The Minuses by Jami Macarty
University Press of Colorado, March 2020
90 pages / Bookshop / Amazon
I first encountered Jami Macarty’s work when the title poem of this book won The Real Good Poem Prize selected by Kiki Petrosino. I knew then that I wanted to read more of Macarty’s poems. The Minuses was published this year by the Center for Literary Publishing at Colorado State University as part of the Mountain West Poetry Series. This collection of poetry provides subtle contemplations on existence, loss, agency, the natural world, and nature’s power.
To set the tone, let’s begin with lines from “Monsoon Desert”:
She is what she fears and in the desert she fears sun
The sun suppresses: a claw fallen on the landscape
[…]
She waits for the quenching
Wind roams the empty shell of the house
The poems in this book are masterfully calibrated. The pacing is slow, careful, meditative throughout. There is space to breathe around the lines. Macarty’s phrasing delights and surprises. Like in the poem “Equals Rain” with the line “We pace the aisle of what happened to the sky.” Or in “Related Sequence” which ends with these stunning and echoing lines: “Loosening September sky// The day feels its own weight and buckles// In a window, a lace dress hangs itself” and ends without punctuation, asking us to consider the implications of the image.
These pages are studded with thought provoking moments and questions to digest. Like in “Reverse of Shadow” when the speaker asks the self in one long line: “Do I know when to turn my back on what I previously trusted”—a powerful question, especially within the context of the poems in this collection. It’s undeniable that there is a female figure in the poems navigating abuse and loss. And this thread is often explored through and within nature. This books feels interested in what we can learn from nature, including about oneself.

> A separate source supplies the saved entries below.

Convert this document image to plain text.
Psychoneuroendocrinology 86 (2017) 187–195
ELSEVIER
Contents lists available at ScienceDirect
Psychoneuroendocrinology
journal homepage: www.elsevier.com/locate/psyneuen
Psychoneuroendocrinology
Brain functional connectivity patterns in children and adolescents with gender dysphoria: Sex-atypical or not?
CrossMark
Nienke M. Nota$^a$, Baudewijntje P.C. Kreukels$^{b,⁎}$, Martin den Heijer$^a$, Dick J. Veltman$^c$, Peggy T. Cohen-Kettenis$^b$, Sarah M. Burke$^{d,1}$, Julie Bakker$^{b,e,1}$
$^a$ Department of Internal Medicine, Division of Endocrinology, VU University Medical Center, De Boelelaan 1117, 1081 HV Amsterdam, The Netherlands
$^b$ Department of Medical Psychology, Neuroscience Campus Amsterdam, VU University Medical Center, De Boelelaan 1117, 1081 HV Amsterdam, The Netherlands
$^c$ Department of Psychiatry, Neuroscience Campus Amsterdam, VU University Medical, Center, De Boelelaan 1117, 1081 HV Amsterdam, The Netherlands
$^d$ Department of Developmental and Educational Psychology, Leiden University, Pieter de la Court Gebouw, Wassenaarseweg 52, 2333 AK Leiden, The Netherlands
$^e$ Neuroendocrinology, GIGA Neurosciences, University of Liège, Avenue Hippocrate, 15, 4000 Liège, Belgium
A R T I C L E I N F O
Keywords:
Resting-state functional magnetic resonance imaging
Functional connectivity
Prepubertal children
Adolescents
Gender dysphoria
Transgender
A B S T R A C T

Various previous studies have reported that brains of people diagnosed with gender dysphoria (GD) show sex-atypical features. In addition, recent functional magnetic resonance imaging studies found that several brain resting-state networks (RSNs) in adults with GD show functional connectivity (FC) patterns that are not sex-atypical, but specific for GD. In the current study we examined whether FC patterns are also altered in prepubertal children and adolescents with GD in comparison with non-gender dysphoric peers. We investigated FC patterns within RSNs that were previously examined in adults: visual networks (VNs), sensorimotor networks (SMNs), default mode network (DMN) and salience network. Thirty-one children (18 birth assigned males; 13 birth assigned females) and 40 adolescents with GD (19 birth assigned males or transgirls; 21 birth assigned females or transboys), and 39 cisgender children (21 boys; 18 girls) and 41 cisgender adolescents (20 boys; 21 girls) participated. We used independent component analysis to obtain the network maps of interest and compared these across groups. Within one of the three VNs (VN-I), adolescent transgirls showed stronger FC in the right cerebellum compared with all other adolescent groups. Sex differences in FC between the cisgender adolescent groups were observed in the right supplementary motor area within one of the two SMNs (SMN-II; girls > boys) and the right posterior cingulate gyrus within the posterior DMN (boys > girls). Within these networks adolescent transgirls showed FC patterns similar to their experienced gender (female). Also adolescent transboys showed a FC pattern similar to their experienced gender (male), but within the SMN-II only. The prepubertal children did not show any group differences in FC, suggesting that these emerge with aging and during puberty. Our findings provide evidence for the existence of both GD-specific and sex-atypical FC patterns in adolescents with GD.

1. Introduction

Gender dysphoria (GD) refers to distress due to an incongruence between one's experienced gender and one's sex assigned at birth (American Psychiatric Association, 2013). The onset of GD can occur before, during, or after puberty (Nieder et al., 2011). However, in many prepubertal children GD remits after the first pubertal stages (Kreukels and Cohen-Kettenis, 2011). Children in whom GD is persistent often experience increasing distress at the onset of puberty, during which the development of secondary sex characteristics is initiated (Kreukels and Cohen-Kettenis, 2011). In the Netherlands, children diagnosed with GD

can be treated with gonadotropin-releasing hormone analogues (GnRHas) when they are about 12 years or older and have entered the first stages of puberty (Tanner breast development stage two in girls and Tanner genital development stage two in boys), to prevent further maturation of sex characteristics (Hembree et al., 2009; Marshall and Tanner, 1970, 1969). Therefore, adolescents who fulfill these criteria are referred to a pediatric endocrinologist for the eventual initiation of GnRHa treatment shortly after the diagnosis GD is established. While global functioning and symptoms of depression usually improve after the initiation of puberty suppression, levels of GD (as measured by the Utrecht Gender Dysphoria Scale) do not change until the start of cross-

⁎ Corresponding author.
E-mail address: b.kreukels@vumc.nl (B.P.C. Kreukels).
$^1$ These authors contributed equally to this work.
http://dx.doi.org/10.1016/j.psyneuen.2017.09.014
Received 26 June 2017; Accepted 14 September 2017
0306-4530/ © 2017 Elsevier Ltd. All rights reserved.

There is a keen attention to environment and ecology in these poems. Motifs of wind, air, and sky weave throughout. “Wind sneaks into trees” and in another poem “…wind inaugurates rain.” Nature has agency and in many poems, humans are powerless to it. Like how “The wind winds the woman wrangling the plastic” in “Thin Attachment.” Or in “Nor’easter” with the line “Underneath the abusive sky—” which begins with this embodiment of vulnerability: “The house on Atlantic Ave/ teeters on the embankment’s edge—//a feather could send it crashing.” Often, an examination of the natural world serves as a reflection of human nature and human relationships. Or like in this stanza from the poem “Door Ratio”: “Like day’s incessant sun/ batters mountains/ powders extrusive ledges.” We are all subject to nature’s hand in one way or another. Overall, the point of view in the poems appears in awe of nature’s power—as in both fear and amazement.
The thread of mathematics in The Minuses is captivating, purposeful, and accessible. With lines like, “The rain inevitable/ as if sky plus death equals rain” in a poem set against a funeral backdrop. The idea of subtraction shows up in several poems, of course, and we are asked to consider the idea of loss or a taking away and what is left? Because in life, what remains after the subtractions? Or thinking more broadly, what is the sum of it all? One poem tells us, “The past increases within the present.” In this existence, we are always adding and subtracting. Or, at the hand of nature, there is always addition and subtraction, whether we choose or not.
One of the most striking aspects of this collection is the crisp imagery and the way it communicates. Like this line in “Given Distance from a Given Point”: “The full moon gathers wet footsteps from stones.” This is just one of many lines in the collection that invites the reader to consume it once then twice and then return to it again for its quiet, calming spark. Macarty’s lines shine—lanterns in darkness. Set against a landscape backdrop, this gorgeous and moving collection feels both specific and timeless in its explorations. These poems speak to the human condition in fresh and stirring ways.
Holly Mason received her MFA in Poetry from George Mason University in 2017. Her poetry, interviews, and reviews have been published in The Adroit Journal, Rabbit Catastrophe Review, The Northern Virginia Review, Foothill Poetry Journal, University of Arizona Poetry Center Blog, and elsewhere. She received a Bethesda Urban Partnership Poetry prize, selected by E. Ethelbert Miller. She has been a reader and panelist for OutWrite in DC (a Celebration of Queer Literature) and participated in DC’s Al-Mutanabbi Street Starts Here events as a Kurdish-American poet. Holly is currently on the staff of Poetry Daily and lives in Northern Virginia.